Pour Oskar Freysinger, le premier tour des élections en Valais a tourné à l’humiliation avec une médiocre sixième place. Sur les réseaux sociaux, la défaite du tribun UDC, meilleur élu il y a quatre ans, est perçue comme un juste retour de bâton. Polémiques à répétition, choix critiqués et moult dérapages ont fortement ébranlé la cote du patron de l’Education valaisanne. Le mouvement citoyen «Coupons-lui la queue», rebaptisé «Coupons-lui la voie», a sans doute contribué à causer la débâcle. La manifestation pour dénoncer une campagne d’affichage jugée mensongère et xénophobe aussi.

Lire aussi:  Les Valaisans sanctionnent Oskar Freysinger

Au terme d’une campagne très agressive, le débriefing des résultats reste lui aussi virulent. «Beaucoup de paroles. Pas grand-chose de concret dans son action. Dehors», lâche Eric Moreau sur la page Facebook du Temps. Pour @_mmmmmo, cette sanction dans les urnes est «un électrochoc comparable à un défilé de burkinis à Ecône». On imagine la scène. Une chose est sûre, «les Valaisans ne veulent vraiment plus du loup», note encore Christian Motte.

Socialistes réjouis

Avec la déculottée de l’UDC, les candidats socialistes se distinguent. «Stéphane #Rossini passe cinquième au nez et à la queue-de-cheval de #Freysinger! #VS17», salue @TristanNils. «Si j’ai bien compris, #Freysinger a réussi un seul truc en 4 ans: rendre réelle la possibilité d’un 2e socialiste au Conseil d’Etat», tweete la conseillère municipale socialiste en Ville de Genève Olga Baranova. Et le président du parti, Christian Levrat, enfonce le clou avec ironie. «Allez mes amis, allez! Ni droite, ni gauche, la raison d’abord!»
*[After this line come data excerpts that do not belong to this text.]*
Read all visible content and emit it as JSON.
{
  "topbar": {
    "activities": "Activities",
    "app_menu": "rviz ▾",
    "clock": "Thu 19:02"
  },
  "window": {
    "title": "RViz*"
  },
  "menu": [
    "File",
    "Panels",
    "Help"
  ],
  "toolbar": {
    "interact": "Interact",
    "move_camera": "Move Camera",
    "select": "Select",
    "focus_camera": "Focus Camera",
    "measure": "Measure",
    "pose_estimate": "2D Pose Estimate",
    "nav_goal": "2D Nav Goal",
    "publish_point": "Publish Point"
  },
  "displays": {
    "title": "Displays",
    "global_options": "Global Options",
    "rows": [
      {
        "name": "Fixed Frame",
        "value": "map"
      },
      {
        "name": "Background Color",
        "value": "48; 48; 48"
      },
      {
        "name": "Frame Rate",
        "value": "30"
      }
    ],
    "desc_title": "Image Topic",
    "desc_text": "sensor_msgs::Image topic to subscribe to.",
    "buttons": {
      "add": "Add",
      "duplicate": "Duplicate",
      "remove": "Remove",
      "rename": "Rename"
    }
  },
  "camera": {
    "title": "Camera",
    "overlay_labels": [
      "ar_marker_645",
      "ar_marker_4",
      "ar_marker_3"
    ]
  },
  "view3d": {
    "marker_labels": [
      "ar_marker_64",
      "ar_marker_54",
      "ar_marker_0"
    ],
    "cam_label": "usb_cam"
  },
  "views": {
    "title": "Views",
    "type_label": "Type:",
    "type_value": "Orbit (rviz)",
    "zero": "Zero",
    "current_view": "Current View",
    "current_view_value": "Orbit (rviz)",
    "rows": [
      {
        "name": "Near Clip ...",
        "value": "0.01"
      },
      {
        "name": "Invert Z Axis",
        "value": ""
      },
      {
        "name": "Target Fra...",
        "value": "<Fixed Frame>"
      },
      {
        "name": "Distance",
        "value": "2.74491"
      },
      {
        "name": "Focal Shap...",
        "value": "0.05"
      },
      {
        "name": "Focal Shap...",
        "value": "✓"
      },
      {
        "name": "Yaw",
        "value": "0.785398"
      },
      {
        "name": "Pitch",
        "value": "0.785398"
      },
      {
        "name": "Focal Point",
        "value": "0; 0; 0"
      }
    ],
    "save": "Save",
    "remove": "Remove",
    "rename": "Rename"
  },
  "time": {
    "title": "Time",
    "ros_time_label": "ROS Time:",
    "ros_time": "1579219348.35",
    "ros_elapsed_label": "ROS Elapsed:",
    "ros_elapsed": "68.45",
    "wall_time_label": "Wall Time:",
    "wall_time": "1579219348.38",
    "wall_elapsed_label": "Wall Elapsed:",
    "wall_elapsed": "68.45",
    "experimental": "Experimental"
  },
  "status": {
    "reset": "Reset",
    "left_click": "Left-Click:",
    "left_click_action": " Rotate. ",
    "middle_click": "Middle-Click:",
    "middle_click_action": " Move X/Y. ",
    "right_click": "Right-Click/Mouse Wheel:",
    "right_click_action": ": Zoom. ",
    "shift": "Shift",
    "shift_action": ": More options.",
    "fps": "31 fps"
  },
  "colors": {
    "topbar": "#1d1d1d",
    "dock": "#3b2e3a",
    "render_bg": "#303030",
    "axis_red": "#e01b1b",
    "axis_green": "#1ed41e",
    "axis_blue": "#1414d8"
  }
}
Sur Twitter, les railleries n’en finissent plus. «Après sa défaite aux élections valaisannes, Oskar Freysinger hésite encore entre composer une chanson ou écrire un poème», se réjouit le compte parodique @UnionDesCons, en référence à l’intermède musical valaisan «Les oiseaux de chez moi», interprété à la guitare par le conseiller d’Etat à la mi-février.

«Oskar a très peu de voix, note encore l’humoriste Thomas Wiesel en découvrant les résultats. Cela doit lui rappeler quand il chante.» Au passage, le concept de révolution conservatrice, passe lui aussi à la trappe: «Fini de faire le malin, le barde des Alpes», commente Oskar Revaz sur la page Facebook du Nouvelliste.

Lire aussi:  La fin de l’idylle entre le Valais et le présomptueux Oskar Freysinger

#Calimerogohome

Pour certains internautes, le bilan est tout aussi grave que la manière de gouverner. «C’est l’action d'@OskarFreysinger au CE qui est sanctionnée, pas sa mauvaise stratégie. Tâchons de le lui rappeler le 19/3», note @lucien_c qui se fend d’un #calimerogohome.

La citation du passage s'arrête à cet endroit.